Ella abrió lentamente los ojos y respondió con debilidad, pero sin embargo con
firmeza:
–Príncipe, nada hará cambiar mi resolución. Yo nunca me casaré.
–¡Cómo! ¡Cometéis la barbarie de desgarrar un corazón que es completamente
vuestro! ¿Qué crimen he cometido para merecer un castigo semejante? ¿Dudáis de
mi amor? ¿Teméis que un día deje de adoraros? ¡Ah! si pudieseis leer en mí no
tendríais esas dudas ni esos temores. Mi pasión es tan ardiente que me hace
incluso digno de vuestra incomparable belleza. Y si vos no os dejáis conmover
por mis lamentos, ¡no encontraré remedio a mis males excepto en la muerte! Dadme
esperanzas, princesa, o bien moriré a vuestros pies.

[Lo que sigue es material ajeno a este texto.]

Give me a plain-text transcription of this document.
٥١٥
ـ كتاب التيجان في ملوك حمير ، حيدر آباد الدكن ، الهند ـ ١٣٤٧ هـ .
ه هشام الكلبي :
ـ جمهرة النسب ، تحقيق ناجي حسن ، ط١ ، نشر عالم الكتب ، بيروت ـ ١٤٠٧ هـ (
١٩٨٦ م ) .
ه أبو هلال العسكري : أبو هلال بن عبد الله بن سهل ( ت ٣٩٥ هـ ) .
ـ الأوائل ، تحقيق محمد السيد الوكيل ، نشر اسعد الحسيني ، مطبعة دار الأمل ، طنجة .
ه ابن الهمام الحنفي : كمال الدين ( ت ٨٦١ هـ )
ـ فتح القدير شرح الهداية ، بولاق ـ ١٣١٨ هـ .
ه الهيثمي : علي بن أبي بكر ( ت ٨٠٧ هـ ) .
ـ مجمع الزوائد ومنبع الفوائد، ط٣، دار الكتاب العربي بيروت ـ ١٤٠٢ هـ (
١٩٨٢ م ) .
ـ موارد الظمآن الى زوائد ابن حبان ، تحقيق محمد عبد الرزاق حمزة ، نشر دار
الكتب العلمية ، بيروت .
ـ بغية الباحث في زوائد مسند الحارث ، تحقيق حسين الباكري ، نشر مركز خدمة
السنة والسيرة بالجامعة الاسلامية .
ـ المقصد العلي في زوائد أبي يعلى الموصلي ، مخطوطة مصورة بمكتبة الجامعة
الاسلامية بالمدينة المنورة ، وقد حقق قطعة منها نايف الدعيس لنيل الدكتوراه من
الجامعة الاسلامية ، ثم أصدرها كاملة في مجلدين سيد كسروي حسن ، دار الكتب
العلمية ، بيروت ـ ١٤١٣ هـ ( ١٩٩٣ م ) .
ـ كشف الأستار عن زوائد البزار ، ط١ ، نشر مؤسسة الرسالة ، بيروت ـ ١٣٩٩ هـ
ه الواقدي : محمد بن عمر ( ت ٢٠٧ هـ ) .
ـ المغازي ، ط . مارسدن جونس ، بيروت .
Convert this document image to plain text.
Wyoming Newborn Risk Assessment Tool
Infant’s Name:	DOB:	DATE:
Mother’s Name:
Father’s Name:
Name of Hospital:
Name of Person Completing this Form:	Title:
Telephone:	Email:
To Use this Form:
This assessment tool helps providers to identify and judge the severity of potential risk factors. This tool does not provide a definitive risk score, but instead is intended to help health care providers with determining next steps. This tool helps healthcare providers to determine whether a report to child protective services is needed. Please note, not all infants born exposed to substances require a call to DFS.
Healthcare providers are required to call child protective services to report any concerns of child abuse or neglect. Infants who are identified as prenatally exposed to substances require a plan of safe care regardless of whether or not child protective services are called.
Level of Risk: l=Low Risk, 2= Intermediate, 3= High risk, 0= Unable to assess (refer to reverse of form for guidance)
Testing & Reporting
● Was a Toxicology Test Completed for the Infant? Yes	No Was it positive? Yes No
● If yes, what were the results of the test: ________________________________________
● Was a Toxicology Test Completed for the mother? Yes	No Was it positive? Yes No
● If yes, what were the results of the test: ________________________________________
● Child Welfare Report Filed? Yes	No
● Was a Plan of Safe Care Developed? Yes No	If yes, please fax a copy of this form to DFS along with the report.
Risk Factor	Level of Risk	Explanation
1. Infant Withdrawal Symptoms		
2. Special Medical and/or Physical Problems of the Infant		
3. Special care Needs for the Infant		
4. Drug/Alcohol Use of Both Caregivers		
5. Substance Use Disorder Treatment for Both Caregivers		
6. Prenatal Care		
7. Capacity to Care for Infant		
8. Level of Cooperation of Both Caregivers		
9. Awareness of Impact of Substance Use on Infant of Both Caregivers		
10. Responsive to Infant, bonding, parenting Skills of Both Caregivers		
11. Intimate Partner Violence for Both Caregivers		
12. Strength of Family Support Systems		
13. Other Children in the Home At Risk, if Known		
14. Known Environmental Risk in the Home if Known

No limitó a eso su discurso: dijo todo lo que el más violento dolor puede
inspirar a un corazón apasionado; si bien Rosalinde no dejó de enternecerse,
pero no del modo que él quería.
–Desdichado príncipe –dijo ella – si mi piedad, a falta de mi cariño, puede
serviros de consuelo, yo os la concedo de buen grado. Comprendo tanto o más
vuestros lamentos porque yo misma soporto el tormento que os aflige.
–¿Que queréis decir, princesa?
– Si me niego a casarme con vos es porque amo con un amor sin esperanza a un
vagabundo que pasó un día descalzo, con los cabellos al viento, ante el palacio
de mi padre, ¡me miró y no ha regresado!